14.11.13

Thin lines

In http://th05.deviantart.net/fs70/PRE/i/2011/075/1/f/flowers_on_a_thin_line_by_justthorvald-d3bs0yc.jpg
Falávamos da fragilidade das coisas. Mesmo das que exibem uma robusta ancoragem e deixam à mostra os alicerces firmes em cujo dorso se deitam. Podemos olhar para o universo onde desfilam as estrelas. Diz-se que as estrelas são eternas. Os cientistas desmentem mitos: as estrelas perecem. E as estrelas, podemo-las achar objetos que pertencem à categoria dos objetos ungidos com firmeza.
O rapto do tempo futuro pela incerteza que o embebe desonera-nos de responsabilidades nesse tempo. Pisamos linhas ténues, mesmo quando elas parecem largas avenidas onde centenas de corpos se podem deitar uns ao lado dos outros. Não nos achemos amedrontados pela vingança do tempo futuro. Não deixemos hipotecar o único tempo que é nosso, o tempo de que temos conhecimento: esse mesmo tempo, efémero, que se consome na instantaneidade dos momentos repetidos.

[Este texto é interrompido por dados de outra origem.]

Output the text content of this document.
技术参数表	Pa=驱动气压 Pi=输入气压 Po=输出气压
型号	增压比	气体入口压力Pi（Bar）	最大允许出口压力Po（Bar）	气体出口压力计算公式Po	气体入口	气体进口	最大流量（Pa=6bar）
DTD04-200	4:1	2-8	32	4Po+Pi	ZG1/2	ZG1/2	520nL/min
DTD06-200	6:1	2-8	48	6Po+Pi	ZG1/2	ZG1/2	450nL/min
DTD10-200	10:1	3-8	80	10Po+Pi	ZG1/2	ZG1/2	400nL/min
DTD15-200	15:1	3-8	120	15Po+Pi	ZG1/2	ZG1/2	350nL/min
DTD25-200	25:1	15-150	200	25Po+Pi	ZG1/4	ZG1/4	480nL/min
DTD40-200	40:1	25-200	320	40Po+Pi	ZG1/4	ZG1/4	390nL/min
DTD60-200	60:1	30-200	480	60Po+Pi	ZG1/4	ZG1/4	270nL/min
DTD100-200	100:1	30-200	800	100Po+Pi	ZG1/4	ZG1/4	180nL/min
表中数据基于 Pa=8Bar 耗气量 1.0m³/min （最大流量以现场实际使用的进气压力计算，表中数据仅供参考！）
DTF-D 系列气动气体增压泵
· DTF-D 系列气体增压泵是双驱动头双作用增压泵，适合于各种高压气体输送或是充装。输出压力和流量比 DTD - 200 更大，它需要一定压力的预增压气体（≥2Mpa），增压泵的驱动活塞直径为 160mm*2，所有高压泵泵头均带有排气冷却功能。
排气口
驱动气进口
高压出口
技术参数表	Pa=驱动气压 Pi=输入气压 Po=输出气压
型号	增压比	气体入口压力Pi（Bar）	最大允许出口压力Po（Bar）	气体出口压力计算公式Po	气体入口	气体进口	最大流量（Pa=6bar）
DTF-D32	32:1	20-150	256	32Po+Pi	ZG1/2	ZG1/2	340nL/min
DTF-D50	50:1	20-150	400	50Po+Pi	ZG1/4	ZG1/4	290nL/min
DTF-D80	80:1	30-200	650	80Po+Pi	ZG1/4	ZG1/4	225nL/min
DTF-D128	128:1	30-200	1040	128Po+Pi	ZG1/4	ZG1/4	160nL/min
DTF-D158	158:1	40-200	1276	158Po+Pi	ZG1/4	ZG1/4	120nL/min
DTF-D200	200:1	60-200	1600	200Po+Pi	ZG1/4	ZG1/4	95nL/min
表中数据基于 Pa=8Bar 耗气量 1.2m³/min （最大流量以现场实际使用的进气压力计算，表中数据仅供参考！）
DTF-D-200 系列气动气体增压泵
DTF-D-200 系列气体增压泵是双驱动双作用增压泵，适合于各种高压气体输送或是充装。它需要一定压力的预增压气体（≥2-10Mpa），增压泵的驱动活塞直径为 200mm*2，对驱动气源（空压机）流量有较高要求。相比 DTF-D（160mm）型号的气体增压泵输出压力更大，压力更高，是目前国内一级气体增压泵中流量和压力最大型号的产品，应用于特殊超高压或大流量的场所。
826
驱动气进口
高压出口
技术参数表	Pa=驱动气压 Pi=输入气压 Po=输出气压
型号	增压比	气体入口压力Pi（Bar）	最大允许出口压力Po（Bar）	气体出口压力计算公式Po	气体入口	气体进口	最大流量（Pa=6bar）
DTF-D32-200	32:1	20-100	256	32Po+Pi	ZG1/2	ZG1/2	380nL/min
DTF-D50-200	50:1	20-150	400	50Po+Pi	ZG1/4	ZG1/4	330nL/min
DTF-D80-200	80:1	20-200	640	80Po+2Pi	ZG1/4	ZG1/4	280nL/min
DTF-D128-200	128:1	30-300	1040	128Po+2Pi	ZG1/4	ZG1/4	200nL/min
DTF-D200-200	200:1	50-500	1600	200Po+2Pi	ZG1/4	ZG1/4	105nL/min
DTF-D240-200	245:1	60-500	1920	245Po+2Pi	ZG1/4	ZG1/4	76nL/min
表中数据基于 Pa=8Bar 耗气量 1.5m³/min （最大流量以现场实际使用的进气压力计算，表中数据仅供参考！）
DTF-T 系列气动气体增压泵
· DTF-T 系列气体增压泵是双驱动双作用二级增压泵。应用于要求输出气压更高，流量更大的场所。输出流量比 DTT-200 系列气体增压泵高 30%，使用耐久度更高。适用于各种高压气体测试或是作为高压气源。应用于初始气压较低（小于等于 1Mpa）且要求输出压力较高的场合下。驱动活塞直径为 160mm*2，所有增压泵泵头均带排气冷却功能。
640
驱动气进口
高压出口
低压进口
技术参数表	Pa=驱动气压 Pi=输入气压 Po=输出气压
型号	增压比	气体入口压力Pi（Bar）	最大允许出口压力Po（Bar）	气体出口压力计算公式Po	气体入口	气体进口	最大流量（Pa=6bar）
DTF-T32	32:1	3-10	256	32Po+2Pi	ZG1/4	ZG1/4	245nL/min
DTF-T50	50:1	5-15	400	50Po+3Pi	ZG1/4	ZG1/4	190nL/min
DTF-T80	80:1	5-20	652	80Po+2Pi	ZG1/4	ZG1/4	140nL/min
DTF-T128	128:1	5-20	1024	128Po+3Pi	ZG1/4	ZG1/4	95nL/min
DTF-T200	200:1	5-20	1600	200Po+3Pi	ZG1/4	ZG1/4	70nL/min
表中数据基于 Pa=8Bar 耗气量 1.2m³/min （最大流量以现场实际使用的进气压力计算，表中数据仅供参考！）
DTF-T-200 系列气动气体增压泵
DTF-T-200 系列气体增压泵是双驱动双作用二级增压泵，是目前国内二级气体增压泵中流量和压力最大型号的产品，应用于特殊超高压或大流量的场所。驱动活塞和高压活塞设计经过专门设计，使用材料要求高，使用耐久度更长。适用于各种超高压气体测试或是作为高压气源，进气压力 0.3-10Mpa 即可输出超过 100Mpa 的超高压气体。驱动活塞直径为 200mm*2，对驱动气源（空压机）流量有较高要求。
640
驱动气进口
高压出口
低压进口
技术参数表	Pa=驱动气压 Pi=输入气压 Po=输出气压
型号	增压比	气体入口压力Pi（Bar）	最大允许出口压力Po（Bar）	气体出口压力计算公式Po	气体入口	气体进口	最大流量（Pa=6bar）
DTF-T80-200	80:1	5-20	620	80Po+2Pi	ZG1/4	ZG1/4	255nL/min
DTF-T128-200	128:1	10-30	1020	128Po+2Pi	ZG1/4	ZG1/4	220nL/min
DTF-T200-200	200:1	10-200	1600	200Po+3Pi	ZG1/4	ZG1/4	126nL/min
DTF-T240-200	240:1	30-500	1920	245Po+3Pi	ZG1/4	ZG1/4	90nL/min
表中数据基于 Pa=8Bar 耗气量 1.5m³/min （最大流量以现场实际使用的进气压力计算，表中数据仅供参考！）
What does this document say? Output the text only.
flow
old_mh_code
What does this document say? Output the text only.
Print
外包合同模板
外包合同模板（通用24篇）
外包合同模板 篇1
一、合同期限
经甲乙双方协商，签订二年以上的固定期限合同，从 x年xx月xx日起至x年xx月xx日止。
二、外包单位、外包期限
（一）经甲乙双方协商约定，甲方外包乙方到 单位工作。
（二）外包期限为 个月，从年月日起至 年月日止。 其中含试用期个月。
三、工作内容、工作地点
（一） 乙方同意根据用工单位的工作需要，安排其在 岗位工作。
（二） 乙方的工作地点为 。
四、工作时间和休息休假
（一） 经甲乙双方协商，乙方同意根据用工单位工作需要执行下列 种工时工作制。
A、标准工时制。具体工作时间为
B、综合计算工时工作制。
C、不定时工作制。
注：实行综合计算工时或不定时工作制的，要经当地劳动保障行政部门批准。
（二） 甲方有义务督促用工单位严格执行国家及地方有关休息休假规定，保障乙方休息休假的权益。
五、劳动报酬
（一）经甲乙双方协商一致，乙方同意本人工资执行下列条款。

Podem ser ténues as linhas; andemos sobre elas com a destreza que os artesãos do equilíbrio instável usam em cima do trapézio. A coragem vem de dentro de nós. Não temos de olhar para baixo. Não devemos olhar para baixo. O precipício, onde se entrelaçam as ondas adulteradas do pretérito, fermenta sondagens vertiginosas. E se as linhas, por serem ténues, são ingrediente de precário equilíbrio, não somemos outros nutrientes com a teimosia de aproveitar o tempo que já não colhe aproveitamento.
As avenidas largas, onde os ecos se perdem na lonjura, são hospedagem que torna os precipícios maus conselheiros. Não varremos o tempo pretérito do seu condomínio por mera vontade, como se fosse possível coalhar a amnésia nesse tempo que se ausentou. Não: não recusamos o património que deixámos atrás de nós. O património é uma parte grande do que hoje trazemos em nós. Mas não podemos entregar a cautela que encerra o doravante de cada vez que espreitamos entre a ora estreita, ora larga, fechadura que sepulta o tempo de antanho.
As coisas, as palavras, os sedimentos, os olhares, os gestos, os momentos: tudo se entrega sem remissão ao império da fragilidade, tão próprio do decaimento da natureza, humana ou não. Não é sinal de capitulação. Ao contrário: o ratificação das fragilidades, em atrevida negação da heroicidade que só existe na letra de forma dos romances, é o sinal maior das forças que arregimentamos. No espectro cósmico que congemina o tempo que se consome e logo se renova. Até que, no enlace do tempo assim penhorado, frua a vontade de eternizar o que em nós deixa interior, e sólida, peugada.